In living my commitment to be open about my addiction related experiences, I have been blessed to be part of a very large community of active parents offering similar love, support, and inspiration to other parents. I have discovered several trends within this community. First, they are engaged, active, focused, and strong. Second, there are a lot of moms and very few dads. Finally, everyone is openly authentic, honest, vulnerable, and raw in sharing their feelings, emotions, and frustrations.
It is the last trait that prevent most dads from being comfortably active in this community. Most men have never been taught, encouraged, or exposed to a male gender model who is authentic, humble, or freely and comfortable share their emotions. Being part of an active support community requires a willingness to share our deepest struggles, fears, and frustrations. This is not a normal dad thing.
We need more dads and more dads need us. Back in February a fellow, committed and passionate dad shared a blog entitled “Where are the Dad’s?” Recently, I came across another article by another committed father, “Man Up.” Both reference the challenge that Dads have in dealing with the pain of their experiences and enjoining a forum where they can comfortably and safely share their emotions, vulnerability, and frustrations. Joining an active community that encourages humility and vulnerability, while admitting helplessness is counter intuitive to our mindset and certainly forces us dads out of our comfort zone. Instead of engaging in the way moms do, we men would rather find security and safety in the bunker called ego and immerse ourselves into work rather than deal with a monster that prevents us from fixing the problems threatening to destroy our family. Addiction vocabulary favorites like hopeless and helpless are not words dads throw around all too comfortably
I am that dad, I have learned these lessons, and I have found peace in the process. I was that Dad. There was a time early in my addiction experience I was convinced that I could simply drop everything, dive in, fix the problem and save my son. I firmly believed that my love, my commitment, and my passion would enable me to solve the problem of addiction in my son. I learned a painful, confusing, and frustrating lesson — I cannot simply fix the addiction problem in my son. I cannot control it even though I am used to, and quite good at controlling many things.

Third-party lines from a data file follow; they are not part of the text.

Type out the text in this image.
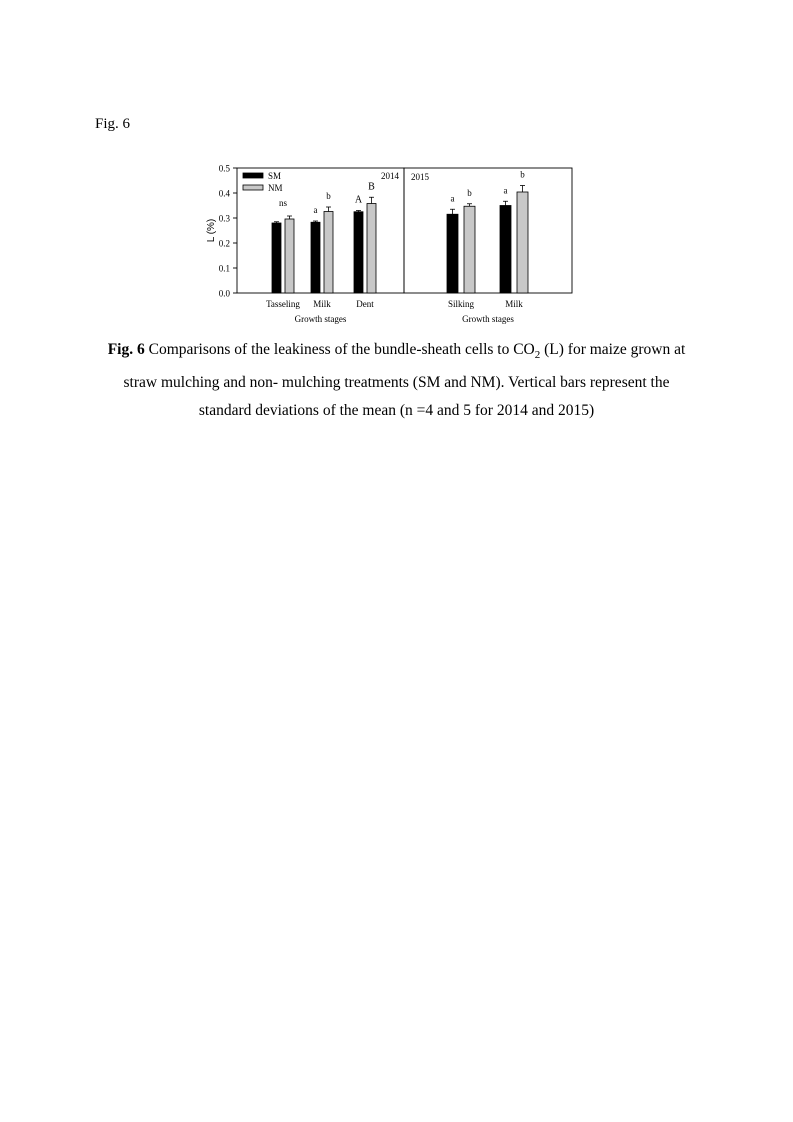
Fig. 6
0.0
0.1
0.2
0.3
0.4
0.5
L (%)
2014
Tasseling Milk	Dent
Growth stages
ns
a
b A
B
2015
Silking	Milk
Growth stages
a
b	a
b
SM
NM
Fig. 6 Comparisons of the leakiness of the bundle-sheath cells to $CO_2$ (L) for maize grown at
straw mulching and non- mulching treatments (SM and NM). Vertical bars represent the
standard deviations of the mean (n =4 and 5 for 2014 and 2015)
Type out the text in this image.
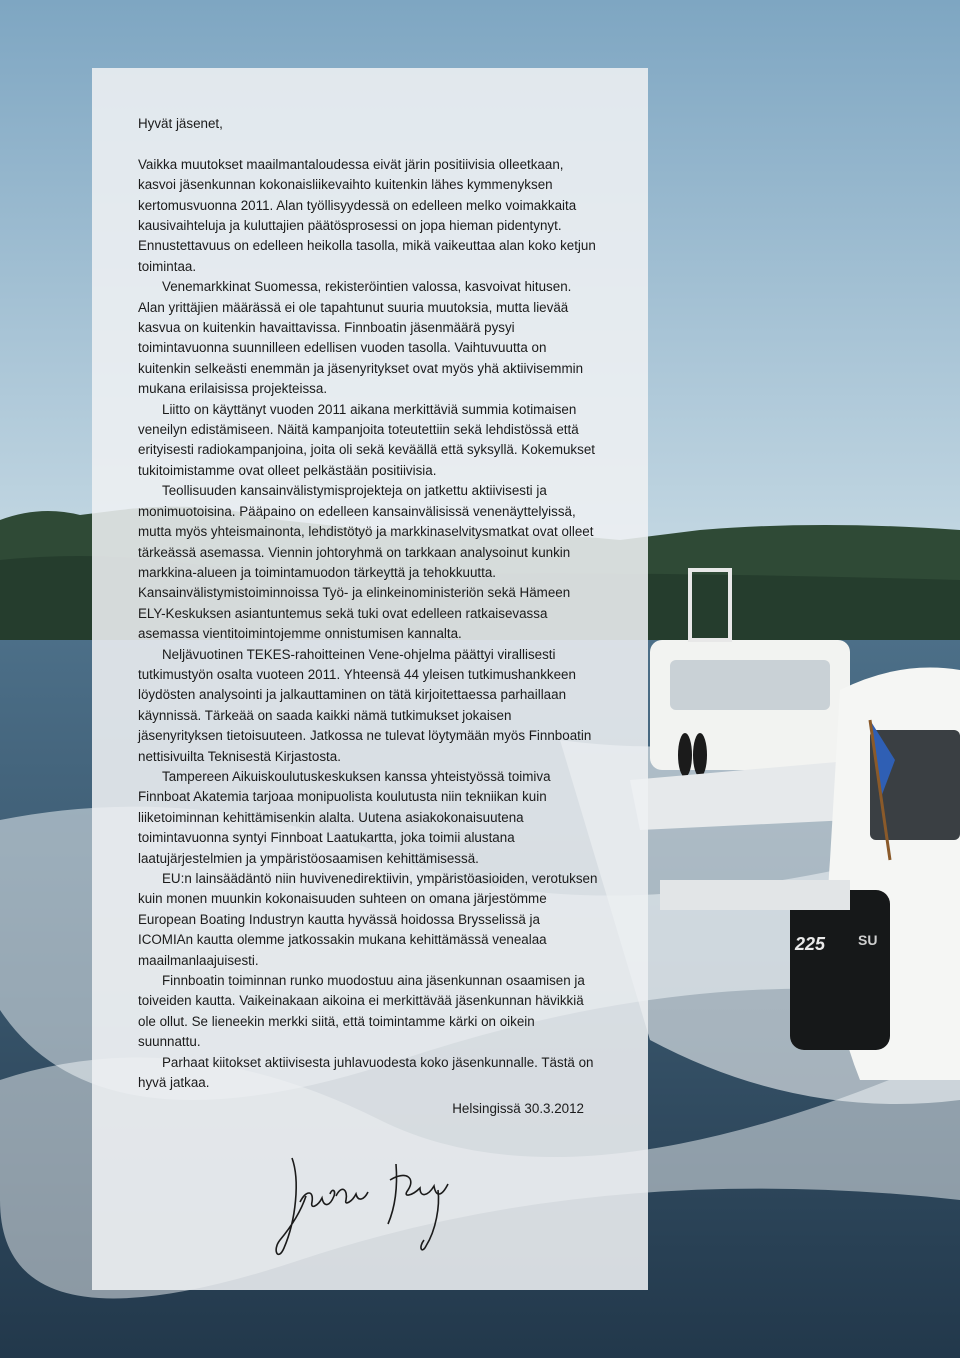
225 SU

Hyvät jäsenet,

Vaikka muutokset maailmantaloudessa eivät järin positiivisia olleetkaan, kasvoi jäsenkunnan kokonaisliikevaihto kuitenkin lähes kymmenyksen kertomusvuonna 2011. Alan työllisyydessä on edelleen melko voimakkaita kausivaihteluja ja kuluttajien päätösprosessi on jopa hieman pidentynyt. Ennustettavuus on edelleen heikolla tasolla, mikä vaikeuttaa alan koko ketjun toimintaa.

Venemarkkinat Suomessa, rekisteröintien valossa, kasvoivat hitusen. Alan yrittäjien määrässä ei ole tapahtunut suuria muutoksia, mutta lievää kasvua on kuitenkin havaittavissa. Finnboatin jäsenmäärä pysyi toimintavuonna suunnilleen edellisen vuoden tasolla. Vaihtuvuutta on kuitenkin selkeästi enemmän ja jäsenyritykset ovat myös yhä aktiivisemmin mukana erilaisissa projekteissa.

Liitto on käyttänyt vuoden 2011 aikana merkittäviä summia kotimaisen veneilyn edistämiseen. Näitä kampanjoita toteutettiin sekä lehdistössä että erityisesti radiokampanjoina, joita oli sekä keväällä että syksyllä. Kokemukset tukitoimistamme ovat olleet pelkästään positiivisia.

Teollisuuden kansainvälistymisprojekteja on jatkettu aktiivisesti ja monimuotoisina. Pääpaino on edelleen kansainvälisissä venenäyttelyissä, mutta myös yhteismainonta, lehdistötyö ja markkinaselvitysmatkat ovat olleet tärkeässä asemassa. Viennin johtoryhmä on tarkkaan analysoinut kunkin markkina-alueen ja toimintamuodon tärkeyttä ja tehokkuutta. Kansainvälistymistoiminnoissa Työ- ja elinkeinoministeriön sekä Hämeen ELY-Keskuksen asiantuntemus sekä tuki ovat edelleen ratkaisevassa asemassa vientitoimintojemme onnistumisen kannalta.

Neljävuotinen TEKES-rahoitteinen Vene-ohjelma päättyi virallisesti tutkimustyön osalta vuoteen 2011. Yhteensä 44 yleisen tutkimushankkeen löydösten analysointi ja jalkauttaminen on tätä kirjoitettaessa parhaillaan käynnissä. Tärkeää on saada kaikki nämä tutkimukset jokaisen jäsenyrityksen tietoisuuteen. Jatkossa ne tulevat löytymään myös Finnboatin nettisivuilta Teknisestä Kirjastosta.

Tampereen Aikuiskoulutuskeskuksen kanssa yhteistyössä toimiva Finnboat Akatemia tarjoaa monipuolista koulutusta niin tekniikan kuin liiketoiminnan kehittämisenkin alalta. Uutena asiakokonaisuutena toimintavuonna syntyi Finnboat Laatukartta, joka toimii alustana laatujärjestelmien ja ympäristöosaamisen kehittämisessä.

EU:n lainsäädäntö niin huvivenedirektiivin, ympäristöasioiden, verotuksen kuin monen muunkin kokonaisuuden suhteen on omana järjestömme European Boating Industryn kautta hyvässä hoidossa Brysselissä ja ICOMIAn kautta olemme jatkossakin mukana kehittämässä venealaa maailmanlaajuisesti.

Finnboatin toiminnan runko muodostuu aina jäsenkunnan osaamisen ja toiveiden kautta. Vaikeinakaan aikoina ei merkittävää jäsenkunnan hävikkiä ole ollut. Se lieneekin merkki siitä, että toimintamme kärki on oikein suunnattu.

Parhaat kiitokset aktiivisesta juhlavuodesta koko jäsenkunnalle. Tästä on hyvä jatkaa.

Helsingissä 30.3.2012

I discovered there is hope and opportunity in failure. I learned the gift that comes with true wisdom — recognize the difference between what I can control and what I cannot. Focus on being very effective and successful in the areas I can control. Release the desire to control what I cannot.
Today, I am simply a dad who loves his son unconditionally. I find peace in empowering him to live the life he has chosen to live. I accept the pain of those choices even when they hurt me most. I find comfort in the realization that these are his choices and I am powerless to change them. I am committed to be at his side whenever he asks me to be. I will always be there to offer my my encouragement and my insights whenever he asks for it.
I am Dave Cooke. I am 100Pedals. I am a father who has discovered clarity, peace, and opportunity in the midst of life’s greatest chaos. I have also found grace and comfort in being vulnerable, honest, humble, and in need. Why do I do this — To share the road map of this gift with other dads seeking the path.